Renee nodded. “It’s from somewhere in Europe. Charles lived there for years, and he still has this stuff imported.”
“And this is his handwriting?” Nancy pressed.
“Definitely,” Renee replied without hesitation. “It’s pretty distinctive, isn’t it, that backward tilt? He writes left-handed, so—”
“Excuse me,” Nancy said, cutting off Renee. “Bess and I have an important phone call to make.”
As soon as they left Renee, Nancy told Bess what she had just discovered. “You’re sure it’s him?” Bess asked, her eyes wide.
Nancy nodded firmly. She reached for the nearest receiver when they got to the bank of telephones in the lobby. This time she got through to Sergeant Stokes.
“I have important news,” said the sergeant.
“I do, too, and I suspect it fits in with yours,” Nancy said over the line. “Let’s hear yours first.”
“Okay. The only one on your list of suspects who didn’t check out squeaky clean was Charles Mellor. His fingerprints rang bells in our computers. According to Interpol, he has a criminal record under another name, Calvin Munk—M-u-n-k.”

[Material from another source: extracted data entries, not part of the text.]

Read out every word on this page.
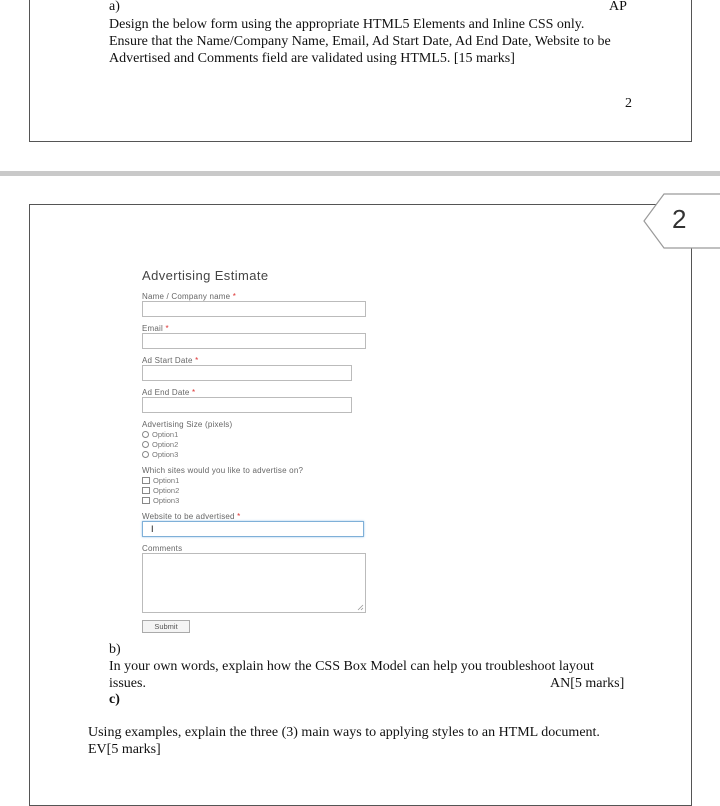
a)	AP
Design the below form using the appropriate HTML5 Elements and Inline CSS only.
Ensure that the Name/Company Name, Email, Ad Start Date, Ad End Date, Website to be
Advertised and Comments field are validated using HTML5. [15 marks]
2
2
Advertising Estimate
Name / Company name *
Email *
Ad Start Date *
Ad End Date *
Advertising Size (pixels)
Option1
Option2
Option3
Which sites would you like to advertise on?
Option1
Option2
Option3
Website to be advertised *
I
Comments
Submit
b)
In your own words, explain how the CSS Box Model can help you troubleshoot layout
issues.	AN[5 marks]
c)
Using examples, explain the three (3) main ways to applying styles to an HTML document.
EV[5 marks]
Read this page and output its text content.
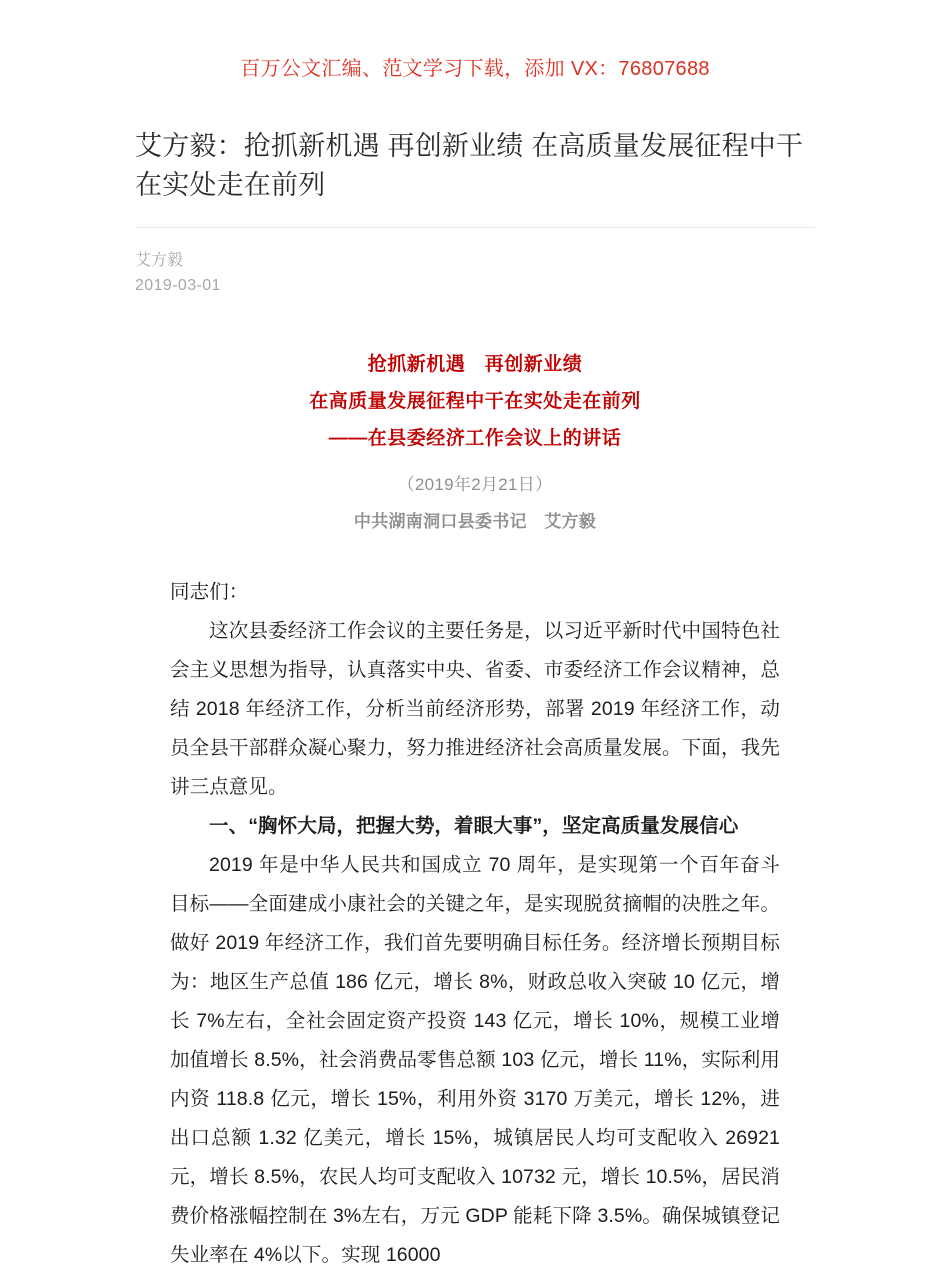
百万公文汇编、范文学习下载，添加 VX：76807688
艾方毅：抢抓新机遇 再创新业绩 在高质量发展征程中干在实处走在前列
艾方毅
2019-03-01
抢抓新机遇　再创新业绩
在高质量发展征程中干在实处走在前列
——在县委经济工作会议上的讲话
（2019年2月21日）
中共湖南洞口县委书记　艾方毅

同志们：

这次县委经济工作会议的主要任务是，以习近平新时代中国特色社会主义思想为指导，认真落实中央、省委、市委经济工作会议精神，总结 2018 年经济工作，分析当前经济形势，部署 2019 年经济工作，动员全县干部群众凝心聚力，努力推进经济社会高质量发展。下面，我先讲三点意见。

一、“胸怀大局，把握大势，着眼大事”，坚定高质量发展信心

2019 年是中华人民共和国成立 70 周年，是实现第一个百年奋斗目标——全面建成小康社会的关键之年，是实现脱贫摘帽的决胜之年。做好 2019 年经济工作，我们首先要明确目标任务。经济增长预期目标为：地区生产总值 186 亿元，增长 8%，财政总收入突破 10 亿元，增长 7%左右，全社会固定资产投资 143 亿元，增长 10%，规模工业增加值增长 8.5%，社会消费品零售总额 103 亿元，增长 11%，实际利用内资 118.8 亿元，增长 15%，利用外资 3170 万美元，增长 12%，进出口总额 1.32 亿美元，增长 15%，城镇居民人均可支配收入 26921 元，增长 8.5%，农民人均可支配收入 10732 元，增长 10.5%，居民消费价格涨幅控制在 3%左右，万元 GDP 能耗下降 3.5%。确保城镇登记失业率在 4%以下。实现 16000
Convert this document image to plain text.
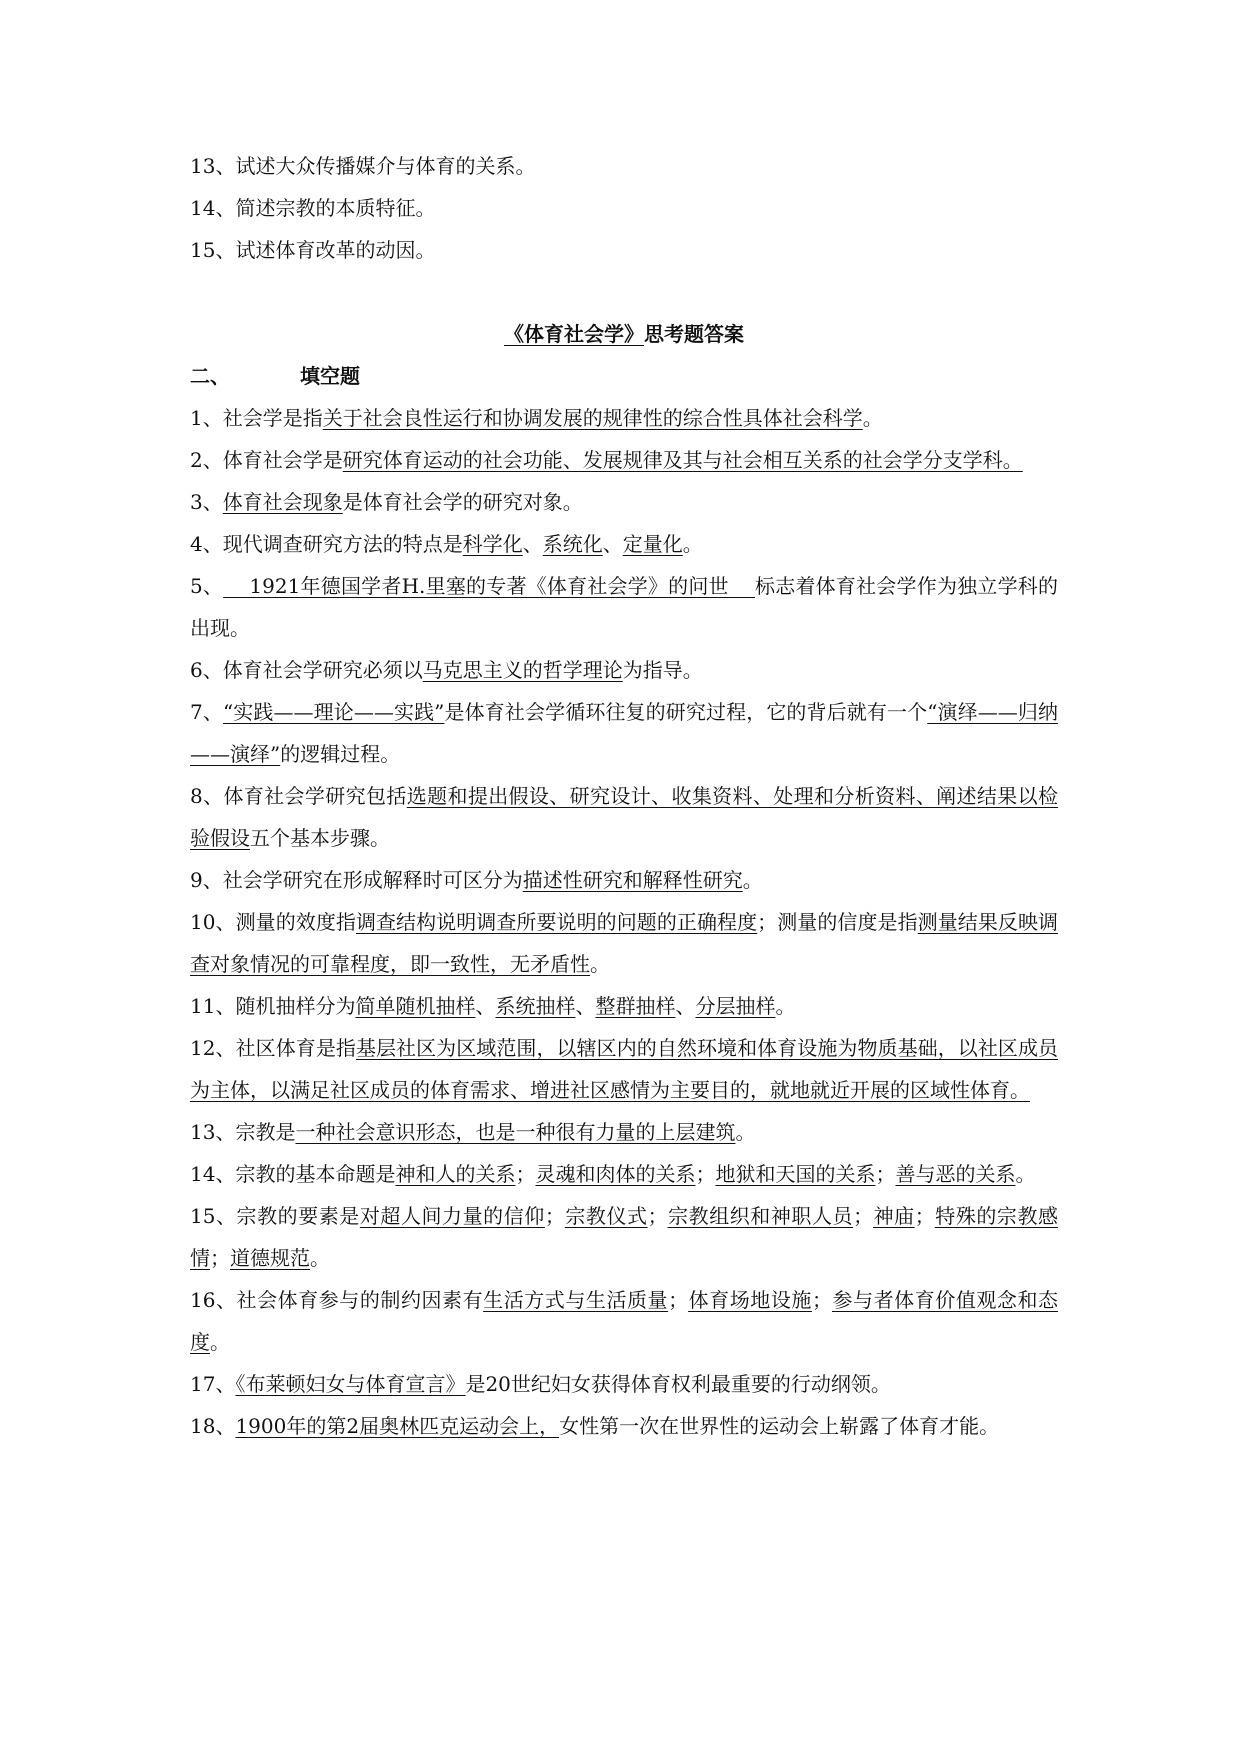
13、试述大众传播媒介与体育的关系。

14、简述宗教的本质特征。

15、试述体育改革的动因。

《体育社会学》思考题答案

二、	填空题

1、社会学是指关于社会良性运行和协调发展的规律性的综合性具体社会科学。

2、体育社会学是研究体育运动的社会功能、发展规律及其与社会相互关系的社会学分支学科。

3、体育社会现象是体育社会学的研究对象。

4、现代调查研究方法的特点是科学化、系统化、定量化。

5、    1921年德国学者H.里塞的专著《体育社会学》的问世    标志着体育社会学作为独立学科的出现。

6、体育社会学研究必须以马克思主义的哲学理论为指导。

7、“实践——理论——实践”是体育社会学循环往复的研究过程，它的背后就有一个“演绎——归纳——演绎”的逻辑过程。

8、体育社会学研究包括选题和提出假设、研究设计、收集资料、处理和分析资料、阐述结果以检验假设五个基本步骤。

9、社会学研究在形成解释时可区分为描述性研究和解释性研究。

10、测量的效度指调查结构说明调查所要说明的问题的正确程度；测量的信度是指测量结果反映调查对象情况的可靠程度，即一致性，无矛盾性。

11、随机抽样分为简单随机抽样、系统抽样、整群抽样、分层抽样。

12、社区体育是指基层社区为区域范围，以辖区内的自然环境和体育设施为物质基础，以社区成员为主体，以满足社区成员的体育需求、增进社区感情为主要目的，就地就近开展的区域性体育。

13、宗教是一种社会意识形态，也是一种很有力量的上层建筑。

14、宗教的基本命题是神和人的关系；灵魂和肉体的关系；地狱和天国的关系；善与恶的关系。

15、宗教的要素是对超人间力量的信仰；宗教仪式；宗教组织和神职人员；神庙；特殊的宗教感情；道德规范。

16、社会体育参与的制约因素有生活方式与生活质量；体育场地设施；参与者体育价值观念和态度。

17、《布莱顿妇女与体育宣言》是20世纪妇女获得体育权利最重要的行动纲领。

18、1900年的第2届奥林匹克运动会上，女性第一次在世界性的运动会上崭露了体育才能。
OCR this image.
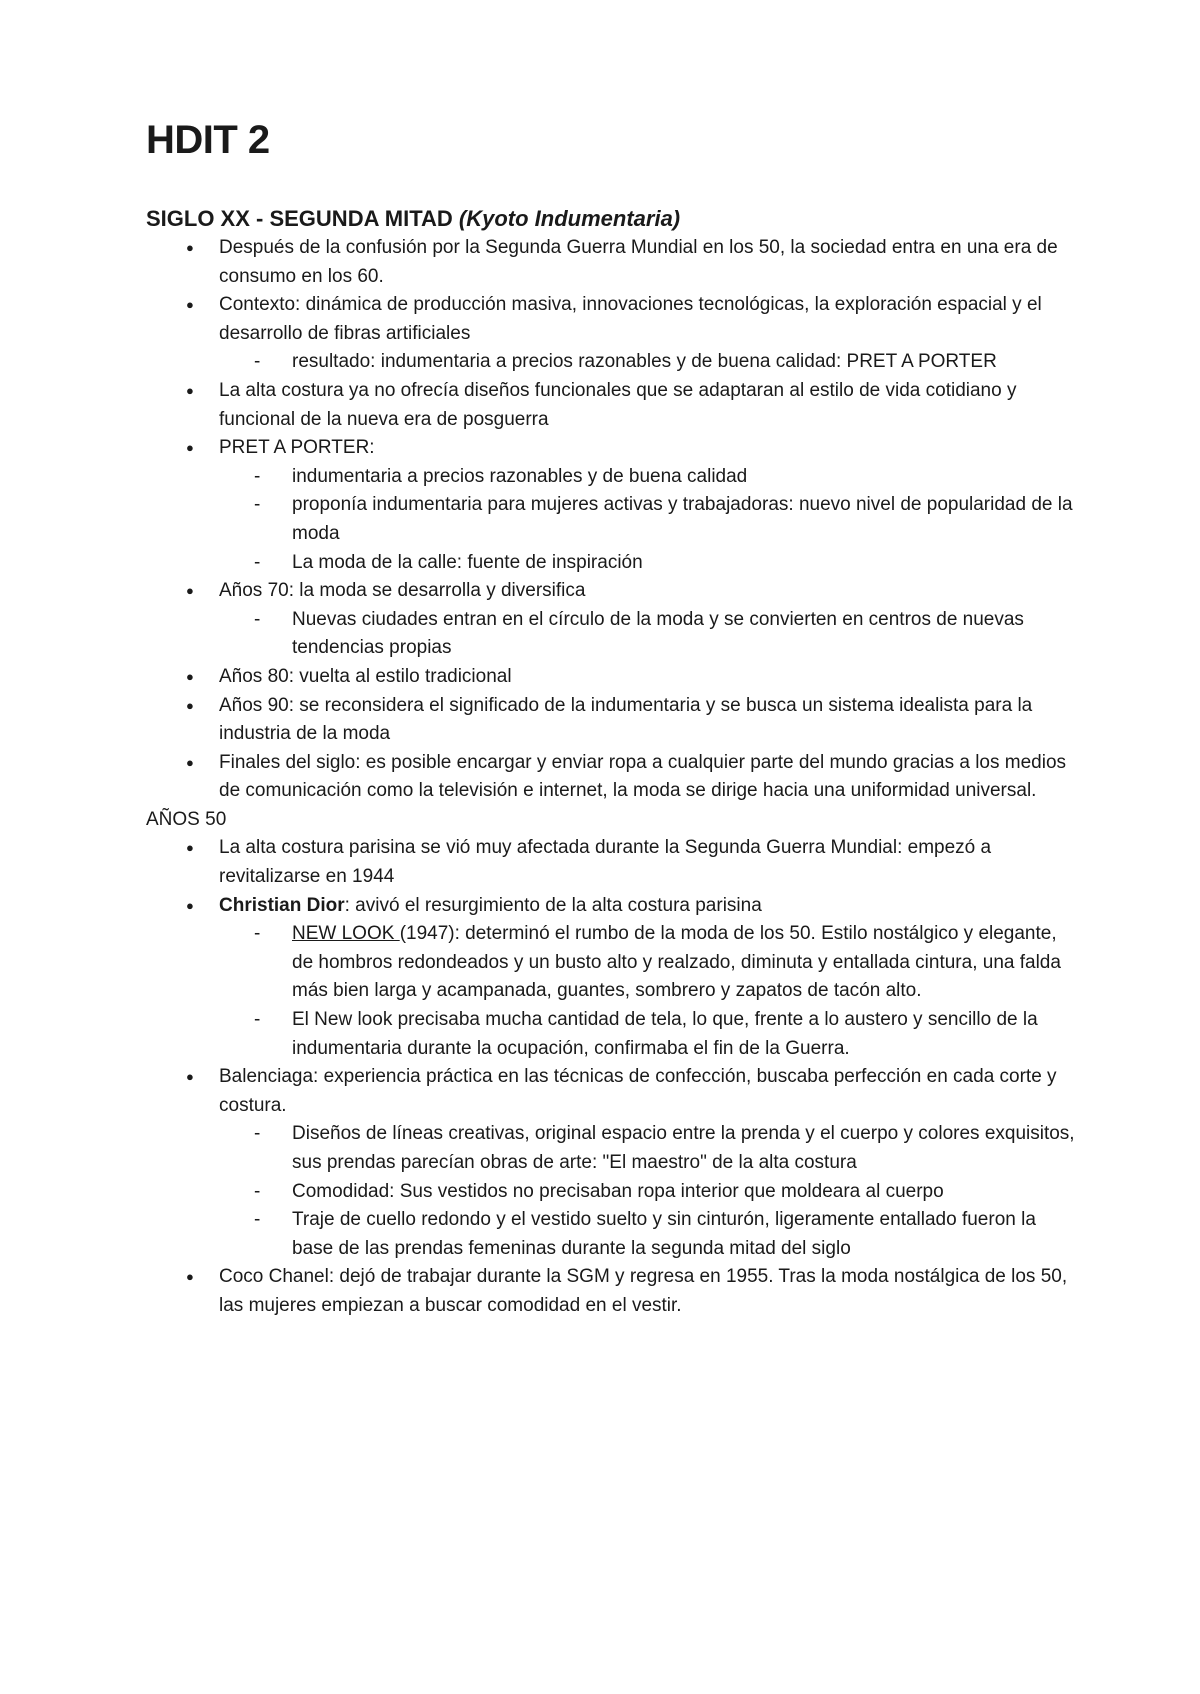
HDIT 2
SIGLO XX - SEGUNDA MITAD (Kyoto Indumentaria)
● Después de la confusión por la Segunda Guerra Mundial en los 50, la sociedad entra en una era de consumo en los 60.
● Contexto: dinámica de producción masiva, innovaciones tecnológicas, la exploración espacial y el desarrollo de fibras artificiales
- resultado: indumentaria a precios razonables y de buena calidad: PRET A PORTER
● La alta costura ya no ofrecía diseños funcionales que se adaptaran al estilo de vida cotidiano y funcional de la nueva era de posguerra
● PRET A PORTER:
- indumentaria a precios razonables y de buena calidad
- proponía indumentaria para mujeres activas y trabajadoras: nuevo nivel de popularidad de la moda
- La moda de la calle: fuente de inspiración
● Años 70: la moda se desarrolla y diversifica
- Nuevas ciudades entran en el círculo de la moda y se convierten en centros de nuevas tendencias propias
● Años 80: vuelta al estilo tradicional
● Años 90: se reconsidera el significado de la indumentaria y se busca un sistema idealista para la industria de la moda
● Finales del siglo: es posible encargar y enviar ropa a cualquier parte del mundo gracias a los medios de comunicación como la televisión e internet, la moda se dirige hacia una uniformidad universal.

AÑOS 50

● La alta costura parisina se vió muy afectada durante la Segunda Guerra Mundial: empezó a revitalizarse en 1944
● Christian Dior: avivó el resurgimiento de la alta costura parisina
- NEW LOOK (1947): determinó el rumbo de la moda de los 50. Estilo nostálgico y elegante, de hombros redondeados y un busto alto y realzado, diminuta y entallada cintura, una falda más bien larga y acampanada, guantes, sombrero y zapatos de tacón alto.
- El New look precisaba mucha cantidad de tela, lo que, frente a lo austero y sencillo de la indumentaria durante la ocupación, confirmaba el fin de la Guerra.
● Balenciaga: experiencia práctica en las técnicas de confección, buscaba perfección en cada corte y costura.
- Diseños de líneas creativas, original espacio entre la prenda y el cuerpo y colores exquisitos, sus prendas parecían obras de arte: "El maestro" de la alta costura
- Comodidad: Sus vestidos no precisaban ropa interior que moldeara al cuerpo
- Traje de cuello redondo y el vestido suelto y sin cinturón, ligeramente entallado fueron la base de las prendas femeninas durante la segunda mitad del siglo
● Coco Chanel: dejó de trabajar durante la SGM y regresa en 1955. Tras la moda nostálgica de los 50, las mujeres empiezan a buscar comodidad en el vestir.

“ ‘Monk!’ Of course!” Nancy exclaimed. “Let me guess,” she went on excitedly. “I’ll bet Calvin Munk’s criminal record has to do with professional track or distance running in Europe.”
“Right you are,” Stokes answered, sounding surprised. “He was banned from racing in Europe for doctoring some runner’s food before a race. He knew his chemistry—he added some poisonous mushrooms to the chicken in wine sauce the guy had ordered. Made the guy sick as a dog. It was supposed to look like food poisoning.”